ExxonMobil completed the expansion and upgrade of the refinery and desulphurisation plant at Port Jérôme, Gravenchon, France in the third quarter of 2004. The work had to be completed by this time because of the new European legislation relating to the levels of sulphur in fuels.

The $200m contract was undertaken by the French subsidiary of Foster Wheeler Ltd for all of the Front-End Engineering and Design (FEED) work at the PJ21 refinery. Design work began in November 2001. The EPC (Engineering, Procurement and Construction) contract was awarded in October 2002 to Foster Wheeler France SA.

“ExxonMobil have developed SCANfining and OCTgain technologies to maximise the desulphurisation process at Port Jérôme.”

Efforts to reduce the air pollution levels from the automotive industry have centred around the reduction of sulphur levels, from 1,500ppm (parts per million) for some refiners, to below 10ppm by 2008 in Europe and 30ppm by 2006 in the US and Canada.

ExxonMobil have developed SCANfining (Selective Cat Naphtha hydrofining) and OCTgain technologies to maximise the desulphurisation process. It is these technologies which were fitted to the Port Jérôme facility.

PORT JÉRÔME REFINERY EXPANSION

The adjoining refineries of Port Jérôme and Gravenchon were integrated in 2000 to increase the efficiency of fuel, lube and chemicals refining. The adjacent refineries have been combined into a highly efficient single site, with 18 new major pipeline connections, control-room consolidations, and support infrastructure integration.

The larger facility is able to produce 230,000bpd of crude and 17,000bpd of lubricant. In April 2001, Exxon-Mobil bought the adjacent polypropylene plant from Basell to further improve the site.

PJ21 REFINERY PROJECT

The PJ21 refinery project included a Gofiner unit, which is a technology that has been designed by ExxonMobil for desulphurising crude oil and converting heavy fractions into light fractions. The Gofiner unit for catalytic cracking breaks up heavy hydrocarbon molecules into lighter fractions using heat and catalysts. The various fractions can then be used for different things from a light gas to heavy solids, such as bitumen.

The project also involved the upgrading of the existing fluid catalytic unit to increase auto-fuel and propylene production and the expansion of the sulphur recovery units and associated facilities.

These included monoethanomine treatment, which is a chemical ‘scrubber’ for the extraction of acidic gases such as hydrogen sulphide and carbon dioxide from neutral gas streams; a sour water stripper, which is a method of distillation to remove hydrogen sulphide from water; a flare for the controlled burning of combustible waste gases and various other off-site facilities.

SCANFINING AND OCTGAIN

Refiners are most interested in desulphurising cracked naphtha while minimising octane reduction that often occurs with hydrodesulphurisation (HDS) reactions. There are three main processes to do this:

  • Intermediate FCC (Fluidised catalytic cracker units) Reforming, which is comparatively low cost and involves catalyst deactivation
  • FCC Feed Hydrotreating, although this provides considerable benefits in addition to naphtha desulphurisation, it is extremely expensive
  • Gasoline Desulphurisation, which is done through selective and deep hydrodesulphurisation (HDS)

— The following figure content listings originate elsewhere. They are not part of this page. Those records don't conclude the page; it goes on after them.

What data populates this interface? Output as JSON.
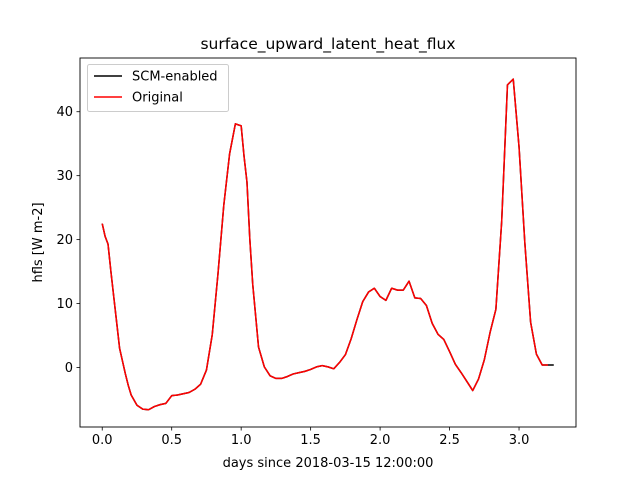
{
  "chart_data": {
    "type": "line",
    "title": "surface_upward_latent_heat_flux",
    "xlabel": "days since 2018-03-15 12:00:00",
    "ylabel": "hfls [W m-2]",
    "xlim": [
      -0.16,
      3.41
    ],
    "ylim": [
      -9.3,
      48.4
    ],
    "xticks": [
      0.0,
      0.5,
      1.0,
      1.5,
      2.0,
      2.5,
      3.0
    ],
    "xtick_labels": [
      "0.0",
      "0.5",
      "1.0",
      "1.5",
      "2.0",
      "2.5",
      "3.0"
    ],
    "yticks": [
      0,
      10,
      20,
      30,
      40
    ],
    "ytick_labels": [
      "0",
      "10",
      "20",
      "30",
      "40"
    ],
    "grid": false,
    "legend_position": "upper-left",
    "legend": [
      "SCM-enabled",
      "Original"
    ],
    "series": [
      {
        "name": "SCM-enabled",
        "color": "#000000",
        "x": [
          0.0,
          0.0208,
          0.0417,
          0.0625,
          0.0833,
          0.1042,
          0.125,
          0.1458,
          0.1667,
          0.1875,
          0.2083,
          0.25,
          0.2917,
          0.3333,
          0.375,
          0.4167,
          0.4583,
          0.5,
          0.5417,
          0.5833,
          0.625,
          0.6667,
          0.7083,
          0.75,
          0.7917,
          0.8333,
          0.875,
          0.9167,
          0.9583,
          1.0,
          1.0208,
          1.0417,
          1.0625,
          1.0833,
          1.125,
          1.1667,
          1.2083,
          1.25,
          1.2917,
          1.3333,
          1.375,
          1.4167,
          1.4583,
          1.5,
          1.5417,
          1.5833,
          1.625,
          1.6667,
          1.7083,
          1.75,
          1.7917,
          1.8333,
          1.875,
          1.9167,
          1.9583,
          2.0,
          2.0417,
          2.0833,
          2.125,
          2.1667,
          2.2083,
          2.25,
          2.2917,
          2.3333,
          2.375,
          2.4167,
          2.4583,
          2.5,
          2.5417,
          2.5833,
          2.625,
          2.6667,
          2.7083,
          2.75,
          2.7917,
          2.8333,
          2.875,
          2.9167,
          2.9583,
          3.0,
          3.0417,
          3.0833,
          3.125,
          3.1667,
          3.2083,
          3.25
        ],
        "y": [
          22.5,
          20.5,
          19.3,
          15.0,
          11.0,
          7.0,
          3.0,
          1.0,
          -1.0,
          -2.8,
          -4.3,
          -5.9,
          -6.5,
          -6.6,
          -6.1,
          -5.8,
          -5.6,
          -4.4,
          -4.3,
          -4.1,
          -3.9,
          -3.4,
          -2.6,
          -0.4,
          5.1,
          14.7,
          25.4,
          33.4,
          38.1,
          37.8,
          33.0,
          29.0,
          20.0,
          13.0,
          3.2,
          0.1,
          -1.3,
          -1.7,
          -1.7,
          -1.4,
          -1.0,
          -0.8,
          -0.6,
          -0.3,
          0.1,
          0.3,
          0.1,
          -0.2,
          0.8,
          2.0,
          4.5,
          7.5,
          10.3,
          11.8,
          12.4,
          11.1,
          10.5,
          12.4,
          12.1,
          12.1,
          13.5,
          10.9,
          10.8,
          9.7,
          6.9,
          5.2,
          4.4,
          2.5,
          0.5,
          -0.8,
          -2.2,
          -3.6,
          -1.8,
          1.2,
          5.5,
          9.1,
          22.8,
          44.2,
          45.1,
          34.5,
          19.5,
          7.1,
          2.1,
          0.4,
          0.4,
          0.4
        ]
      },
      {
        "name": "Original",
        "color": "#ff0000",
        "x": [
          0.0,
          0.0208,
          0.0417,
          0.0625,
          0.0833,
          0.1042,
          0.125,
          0.1458,
          0.1667,
          0.1875,
          0.2083,
          0.25,
          0.2917,
          0.3333,
          0.375,
          0.4167,
          0.4583,
          0.5,
          0.5417,
          0.5833,
          0.625,
          0.6667,
          0.7083,
          0.75,
          0.7917,
          0.8333,
          0.875,
          0.9167,
          0.9583,
          1.0,
          1.0208,
          1.0417,
          1.0625,
          1.0833,
          1.125,
          1.1667,
          1.2083,
          1.25,
          1.2917,
          1.3333,
          1.375,
          1.4167,
          1.4583,
          1.5,
          1.5417,
          1.5833,
          1.625,
          1.6667,
          1.7083,
          1.75,
          1.7917,
          1.8333,
          1.875,
          1.9167,
          1.9583,
          2.0,
          2.0417,
          2.0833,
          2.125,
          2.1667,
          2.2083,
          2.25,
          2.2917,
          2.3333,
          2.375,
          2.4167,
          2.4583,
          2.5,
          2.5417,
          2.5833,
          2.625,
          2.6667,
          2.7083,
          2.75,
          2.7917,
          2.8333,
          2.875,
          2.9167,
          2.9583,
          3.0,
          3.0417,
          3.0833,
          3.125,
          3.1667,
          3.2083
        ],
        "y": [
          22.5,
          20.5,
          19.3,
          15.0,
          11.0,
          7.0,
          3.0,
          1.0,
          -1.0,
          -2.8,
          -4.3,
          -5.9,
          -6.5,
          -6.6,
          -6.1,
          -5.8,
          -5.6,
          -4.4,
          -4.3,
          -4.1,
          -3.9,
          -3.4,
          -2.6,
          -0.4,
          5.1,
          14.7,
          25.4,
          33.4,
          38.1,
          37.8,
          33.0,
          29.0,
          20.0,
          13.0,
          3.2,
          0.1,
          -1.3,
          -1.7,
          -1.7,
          -1.4,
          -1.0,
          -0.8,
          -0.6,
          -0.3,
          0.1,
          0.3,
          0.1,
          -0.2,
          0.8,
          2.0,
          4.5,
          7.5,
          10.3,
          11.8,
          12.4,
          11.1,
          10.5,
          12.4,
          12.1,
          12.1,
          13.5,
          10.9,
          10.8,
          9.7,
          6.9,
          5.2,
          4.4,
          2.5,
          0.5,
          -0.8,
          -2.2,
          -3.6,
          -1.8,
          1.2,
          5.5,
          9.1,
          22.8,
          44.2,
          45.1,
          34.5,
          19.5,
          7.1,
          2.1,
          0.4,
          0.4
        ]
      }
    ]
  }
}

SCANfining is used for selective HDS and has a high number of product olefins with few reductions in octanes. It was developed by ExxonMobil and Akzo Nobel Catalysts to reduce hydrogen consumption over a low temperature and a low-pressure, fixed-bed reactor. When the new Exomer process is added to this, the desulphurisation capability is extended further to 10ppm.

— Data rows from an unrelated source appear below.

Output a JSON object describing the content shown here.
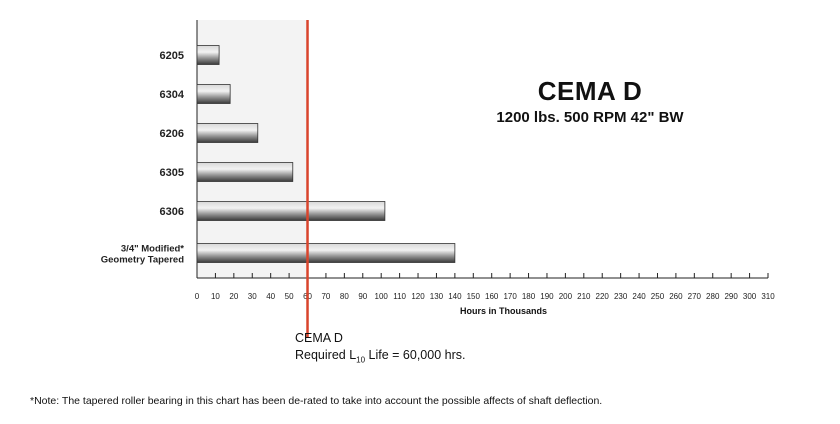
{
  "chart_data": {
    "type": "bar",
    "orientation": "horizontal",
    "title": "CEMA D",
    "subtitle": "1200 lbs.  500 RPM  42\" BW",
    "xlabel": "Hours in Thousands",
    "ylabel": "",
    "categories": [
      "6205",
      "6304",
      "6206",
      "6305",
      "6306",
      "3/4\" Modified* Geometry Tapered"
    ],
    "category_lines": [
      [
        "6205"
      ],
      [
        "6304"
      ],
      [
        "6206"
      ],
      [
        "6305"
      ],
      [
        "6306"
      ],
      [
        "3/4\" Modified*",
        "Geometry Tapered"
      ]
    ],
    "values": [
      12,
      18,
      33,
      52,
      102,
      140
    ],
    "xlim": [
      0,
      310
    ],
    "xticks": [
      0,
      10,
      20,
      30,
      40,
      50,
      60,
      70,
      80,
      90,
      100,
      110,
      120,
      130,
      140,
      150,
      160,
      170,
      180,
      190,
      200,
      210,
      220,
      230,
      240,
      250,
      260,
      270,
      280,
      290,
      300,
      310
    ],
    "reference_line": {
      "value": 60,
      "label": "CEMA D",
      "note_prefix": "Required L",
      "note_subscript": "10",
      "note_suffix": " Life = 60,000 hrs.",
      "color": "#d9442c"
    },
    "shaded_region": [
      0,
      60
    ],
    "grid": false
  },
  "footnote": "*Note: The tapered roller bearing in this chart has been de-rated to take into account the possible affects of shaft deflection.",
  "colors": {
    "bar_dark": "#4a4a4a",
    "bar_light": "#e8e8e8",
    "shade": "#f3f3f3",
    "ref_line": "#d9442c"
  }
}
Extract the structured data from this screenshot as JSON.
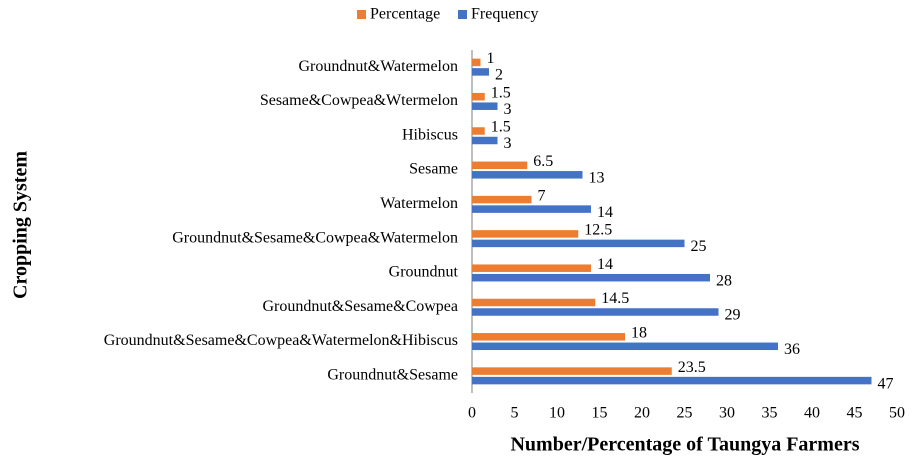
{
  "chart_data": {
    "type": "barh",
    "xlabel": "Number/Percentage of Taungya Farmers",
    "ylabel": "Cropping System",
    "categories": [
      "Groundnut&Watermelon",
      "Sesame&Cowpea&Wtermelon",
      "Hibiscus",
      "Sesame",
      "Watermelon",
      "Groundnut&Sesame&Cowpea&Watermelon",
      "Groundnut",
      "Groundnut&Sesame&Cowpea",
      "Groundnut&Sesame&Cowpea&Watermelon&Hibiscus",
      "Groundnut&Sesame"
    ],
    "series": [
      {
        "name": "Percentage",
        "color": "#ed7d31",
        "values": [
          1,
          1.5,
          1.5,
          6.5,
          7,
          12.5,
          14,
          14.5,
          18,
          23.5
        ]
      },
      {
        "name": "Frequency",
        "color": "#4472c4",
        "values": [
          2,
          3,
          3,
          13,
          14,
          25,
          28,
          29,
          36,
          47
        ]
      }
    ],
    "xlim": [
      0,
      50
    ],
    "xticks": [
      0,
      5,
      10,
      15,
      20,
      25,
      30,
      35,
      40,
      45,
      50
    ],
    "legend": "top"
  }
}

“Refiners are most interested in desulphurising cracked naphtha while minimising octane reduction in HDS reactions.”

The Exomer process has been developed by ExxonMobil and Merichem to extract all carbon mercaptons from the fuel, and provide catalyst stability. The process does not involve the use of a catalytic naphtha splitter, which reduces the capital and operating costs of the motor gasoline (Mogas) desulphurisation unit.

OCTgain technology is used for deep HDS for low olefin products and has a very high octane value. The technology can be used to vary product octane on a day-to-day basis, while keeping almost 100% desulphurisation.

The SCANfining and OCTgain units at Port Jérôme – Gravenchon began operations in 1999 and by 2004 the new plant will be ready to take over operations.

By 2006 SCANfining had been introduced to over 11 refineries across Europe and in the US and Canada. The technology has proved that a 95% reduction in sulphur levels in hydrocarbon feedstocks is possible at a reasonable cost and while minimising the loss of octane levels.